Pengunjung yang datang terlihat berjoget mengikuti musik dari atas ban serta pinggir kolam. Mereka juga tidak menjaga jarak ataupun menggunakan masker. Mereka juga tampak saling menyiramkan air di dalam kolam saat musik terdengar.
Jubir Satgas COVID-19 Deli Serdang, Haris Binar Ginting membenarkan kerumunan di kolam renang tersebut. Ternyata kondisi kolam renang ramai karena ada diskon tiket masuk hingga 50 persen. "Itu mereka kasih diskon 50 persen, makanya banyak yang datang," kata Haris, Rabu (30/9).
Merespon peristiwa tersebut, Gubernur Sumatera Utara (Gubsu) Edy Rahmayadi melayangkan teguran kepada pengelola kolam renang tersebut. Edy menegaskan kerumunan yang terjadi itu jelas menyalahi aturan.

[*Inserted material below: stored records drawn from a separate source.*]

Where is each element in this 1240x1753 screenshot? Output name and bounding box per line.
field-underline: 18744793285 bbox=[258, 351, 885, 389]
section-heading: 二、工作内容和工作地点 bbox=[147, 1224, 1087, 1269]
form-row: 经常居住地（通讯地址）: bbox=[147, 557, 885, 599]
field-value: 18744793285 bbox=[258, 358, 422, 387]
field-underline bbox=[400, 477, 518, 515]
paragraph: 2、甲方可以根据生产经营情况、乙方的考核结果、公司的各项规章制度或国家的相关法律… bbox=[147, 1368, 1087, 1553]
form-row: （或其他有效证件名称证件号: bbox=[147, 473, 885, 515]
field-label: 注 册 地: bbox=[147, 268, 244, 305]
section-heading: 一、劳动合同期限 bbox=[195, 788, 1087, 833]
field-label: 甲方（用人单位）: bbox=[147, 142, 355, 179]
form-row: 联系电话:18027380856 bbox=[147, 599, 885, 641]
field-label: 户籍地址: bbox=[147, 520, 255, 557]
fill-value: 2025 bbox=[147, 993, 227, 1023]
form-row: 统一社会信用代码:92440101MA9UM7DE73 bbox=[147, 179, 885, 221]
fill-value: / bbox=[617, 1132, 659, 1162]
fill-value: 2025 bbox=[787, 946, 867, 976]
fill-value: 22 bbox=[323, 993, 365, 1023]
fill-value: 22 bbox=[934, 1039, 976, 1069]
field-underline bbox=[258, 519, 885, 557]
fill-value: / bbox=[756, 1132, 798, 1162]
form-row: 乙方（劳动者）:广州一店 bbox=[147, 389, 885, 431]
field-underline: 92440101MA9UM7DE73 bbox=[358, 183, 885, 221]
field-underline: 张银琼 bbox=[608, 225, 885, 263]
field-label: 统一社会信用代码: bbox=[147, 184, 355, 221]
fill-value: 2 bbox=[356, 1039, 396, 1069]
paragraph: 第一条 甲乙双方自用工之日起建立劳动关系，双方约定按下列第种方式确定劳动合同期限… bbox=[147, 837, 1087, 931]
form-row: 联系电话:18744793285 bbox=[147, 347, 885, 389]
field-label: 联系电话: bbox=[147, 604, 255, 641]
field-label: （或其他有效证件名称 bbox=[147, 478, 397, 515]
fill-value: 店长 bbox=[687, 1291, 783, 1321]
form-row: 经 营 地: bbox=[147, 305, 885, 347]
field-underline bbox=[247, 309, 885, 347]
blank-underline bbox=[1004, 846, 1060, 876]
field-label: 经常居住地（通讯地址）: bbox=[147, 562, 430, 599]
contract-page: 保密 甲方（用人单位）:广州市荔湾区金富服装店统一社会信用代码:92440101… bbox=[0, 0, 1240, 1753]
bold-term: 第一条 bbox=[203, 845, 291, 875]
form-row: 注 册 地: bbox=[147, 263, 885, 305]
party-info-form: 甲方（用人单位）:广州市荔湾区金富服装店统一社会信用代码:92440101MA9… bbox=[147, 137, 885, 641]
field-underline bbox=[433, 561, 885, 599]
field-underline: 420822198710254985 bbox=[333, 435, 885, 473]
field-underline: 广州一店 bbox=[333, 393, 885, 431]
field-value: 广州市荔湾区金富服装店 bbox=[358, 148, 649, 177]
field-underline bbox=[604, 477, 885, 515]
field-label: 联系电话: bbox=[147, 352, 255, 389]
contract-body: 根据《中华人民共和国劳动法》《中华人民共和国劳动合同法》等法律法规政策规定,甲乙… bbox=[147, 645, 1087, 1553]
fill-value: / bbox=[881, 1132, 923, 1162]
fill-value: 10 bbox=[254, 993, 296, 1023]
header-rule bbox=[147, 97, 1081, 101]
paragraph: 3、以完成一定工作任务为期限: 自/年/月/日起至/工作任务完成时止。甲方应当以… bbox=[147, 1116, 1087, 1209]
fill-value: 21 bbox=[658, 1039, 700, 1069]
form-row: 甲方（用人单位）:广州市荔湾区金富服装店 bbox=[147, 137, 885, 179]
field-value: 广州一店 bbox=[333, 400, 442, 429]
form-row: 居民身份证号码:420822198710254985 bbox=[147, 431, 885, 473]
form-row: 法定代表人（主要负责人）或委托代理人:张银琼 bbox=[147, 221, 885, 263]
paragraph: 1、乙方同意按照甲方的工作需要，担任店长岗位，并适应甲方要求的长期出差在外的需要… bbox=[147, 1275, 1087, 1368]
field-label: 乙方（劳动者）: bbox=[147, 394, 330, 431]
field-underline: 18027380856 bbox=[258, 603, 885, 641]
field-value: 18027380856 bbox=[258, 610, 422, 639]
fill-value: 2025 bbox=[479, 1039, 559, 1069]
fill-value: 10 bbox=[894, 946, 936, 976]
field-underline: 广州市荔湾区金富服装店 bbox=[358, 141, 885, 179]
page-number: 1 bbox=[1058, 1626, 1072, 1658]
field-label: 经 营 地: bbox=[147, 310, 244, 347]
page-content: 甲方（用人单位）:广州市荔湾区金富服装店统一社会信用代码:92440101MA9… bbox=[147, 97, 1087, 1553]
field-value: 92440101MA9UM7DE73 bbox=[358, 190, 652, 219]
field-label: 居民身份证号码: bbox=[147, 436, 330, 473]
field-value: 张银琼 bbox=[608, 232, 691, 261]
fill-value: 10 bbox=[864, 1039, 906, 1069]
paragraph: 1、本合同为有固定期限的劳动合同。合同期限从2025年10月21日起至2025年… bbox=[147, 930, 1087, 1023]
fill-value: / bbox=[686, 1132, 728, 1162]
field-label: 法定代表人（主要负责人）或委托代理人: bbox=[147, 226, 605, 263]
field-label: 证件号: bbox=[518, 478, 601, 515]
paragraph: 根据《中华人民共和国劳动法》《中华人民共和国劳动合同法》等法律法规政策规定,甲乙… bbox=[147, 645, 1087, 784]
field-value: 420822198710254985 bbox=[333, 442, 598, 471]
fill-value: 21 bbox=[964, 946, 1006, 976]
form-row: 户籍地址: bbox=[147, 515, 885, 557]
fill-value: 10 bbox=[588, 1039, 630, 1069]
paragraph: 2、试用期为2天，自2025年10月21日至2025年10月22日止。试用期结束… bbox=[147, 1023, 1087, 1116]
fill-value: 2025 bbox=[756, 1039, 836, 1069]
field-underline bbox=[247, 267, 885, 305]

"Jangan ada seperti di daerah Pancur Batu, ada kolam, mereka beramai-ramai di situ, itu jelas sudah menyalahi," kata Edy di Medan, Kamis (1/10).

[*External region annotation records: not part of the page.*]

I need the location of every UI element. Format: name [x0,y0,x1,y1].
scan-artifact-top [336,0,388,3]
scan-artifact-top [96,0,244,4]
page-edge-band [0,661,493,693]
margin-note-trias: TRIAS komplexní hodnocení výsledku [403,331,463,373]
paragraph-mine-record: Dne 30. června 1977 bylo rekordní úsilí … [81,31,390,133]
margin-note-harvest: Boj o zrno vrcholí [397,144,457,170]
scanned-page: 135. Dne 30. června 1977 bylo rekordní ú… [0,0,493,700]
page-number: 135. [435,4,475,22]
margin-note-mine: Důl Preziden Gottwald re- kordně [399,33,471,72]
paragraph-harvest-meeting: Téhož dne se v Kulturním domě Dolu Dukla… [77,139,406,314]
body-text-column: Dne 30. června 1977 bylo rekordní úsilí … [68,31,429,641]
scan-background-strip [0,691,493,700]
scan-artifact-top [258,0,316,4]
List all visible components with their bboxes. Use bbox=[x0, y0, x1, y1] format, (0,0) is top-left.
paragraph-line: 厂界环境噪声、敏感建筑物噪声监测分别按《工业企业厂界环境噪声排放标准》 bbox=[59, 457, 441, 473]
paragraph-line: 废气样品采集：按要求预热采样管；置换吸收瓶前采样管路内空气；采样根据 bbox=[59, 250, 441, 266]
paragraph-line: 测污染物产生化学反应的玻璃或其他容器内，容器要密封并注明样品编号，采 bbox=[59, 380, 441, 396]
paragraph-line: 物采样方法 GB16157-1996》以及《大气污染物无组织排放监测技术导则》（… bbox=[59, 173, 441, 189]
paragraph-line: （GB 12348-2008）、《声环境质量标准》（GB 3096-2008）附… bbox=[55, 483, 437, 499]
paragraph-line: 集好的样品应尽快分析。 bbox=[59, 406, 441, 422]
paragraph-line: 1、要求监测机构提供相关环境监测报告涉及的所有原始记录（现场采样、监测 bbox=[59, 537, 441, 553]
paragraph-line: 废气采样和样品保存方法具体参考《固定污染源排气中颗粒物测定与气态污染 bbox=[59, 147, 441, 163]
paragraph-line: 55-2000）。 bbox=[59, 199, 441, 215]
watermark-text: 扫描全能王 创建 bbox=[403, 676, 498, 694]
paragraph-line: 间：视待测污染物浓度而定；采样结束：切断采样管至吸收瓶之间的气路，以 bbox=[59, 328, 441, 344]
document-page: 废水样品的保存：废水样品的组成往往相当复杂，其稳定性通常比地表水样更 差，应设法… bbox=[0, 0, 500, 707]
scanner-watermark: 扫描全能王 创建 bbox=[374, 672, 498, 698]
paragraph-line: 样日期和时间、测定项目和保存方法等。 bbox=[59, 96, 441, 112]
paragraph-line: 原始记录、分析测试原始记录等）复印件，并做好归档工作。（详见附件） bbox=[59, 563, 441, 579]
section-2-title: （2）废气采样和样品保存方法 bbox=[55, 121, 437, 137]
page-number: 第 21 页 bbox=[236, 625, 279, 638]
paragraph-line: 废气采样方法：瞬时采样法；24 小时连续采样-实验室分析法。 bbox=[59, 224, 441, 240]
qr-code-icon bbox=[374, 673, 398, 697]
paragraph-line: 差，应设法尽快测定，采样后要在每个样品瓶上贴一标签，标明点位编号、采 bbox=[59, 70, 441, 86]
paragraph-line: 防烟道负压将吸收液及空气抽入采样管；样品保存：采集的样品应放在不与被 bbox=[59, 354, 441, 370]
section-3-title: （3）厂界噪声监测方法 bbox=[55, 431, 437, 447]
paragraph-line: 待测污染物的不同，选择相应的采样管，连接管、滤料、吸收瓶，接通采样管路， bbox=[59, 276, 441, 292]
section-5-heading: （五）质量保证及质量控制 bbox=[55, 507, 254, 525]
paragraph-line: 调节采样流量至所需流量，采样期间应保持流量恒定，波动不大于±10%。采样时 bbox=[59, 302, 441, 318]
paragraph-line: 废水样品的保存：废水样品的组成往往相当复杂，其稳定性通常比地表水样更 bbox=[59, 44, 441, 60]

Edy menyebut tidak melarang tempat usaha tetap buka selama pandemi Corona. Namun semua pihak wajib mematuhi protokol kesehatan demi mencegah penyebaran Corona.
Ia meminta agar semua menerapkan 3 M, menggunakan masker, mencuci tangan, dan menjaga jarak. Edy mengatakan, Pemprov Sumut akan melakukan patroli setiap hari.
"Jadi ikuti, silakan, ekonomi ini juga tidak bisa berhenti, tetapi tetap patuhi," ujarnya. "Tiap malam kita melakukan patroli-patroli dan saya minta dilakukan penutupan, sudah diberi peringatan kepada yang mengelola water park di Pancur Batu tersebut."
Dilansir detikcom, kolam renang yang sempat dipenuhi warga itu sudah ditutup. Pengelola juga diperiksa polisi.
Tidak terlihat pengunjung di sekitar lokasi. Hanya ada dua orang penjaga yang berada di lokasi.
Di bagian depan lokasi terlihat ada spanduk imbauan mematuhi protokol kesehatan. Terlihat juga umbul-umbul yang berisi pengumuman diskon bagi pengunjung.
Sementara itu, menurut data terakhir, kasus aktif COVID-19 di Sumatera Utara berjumlah 10.424 orang. Kasus sembuh 7.126 dan meninggal 434.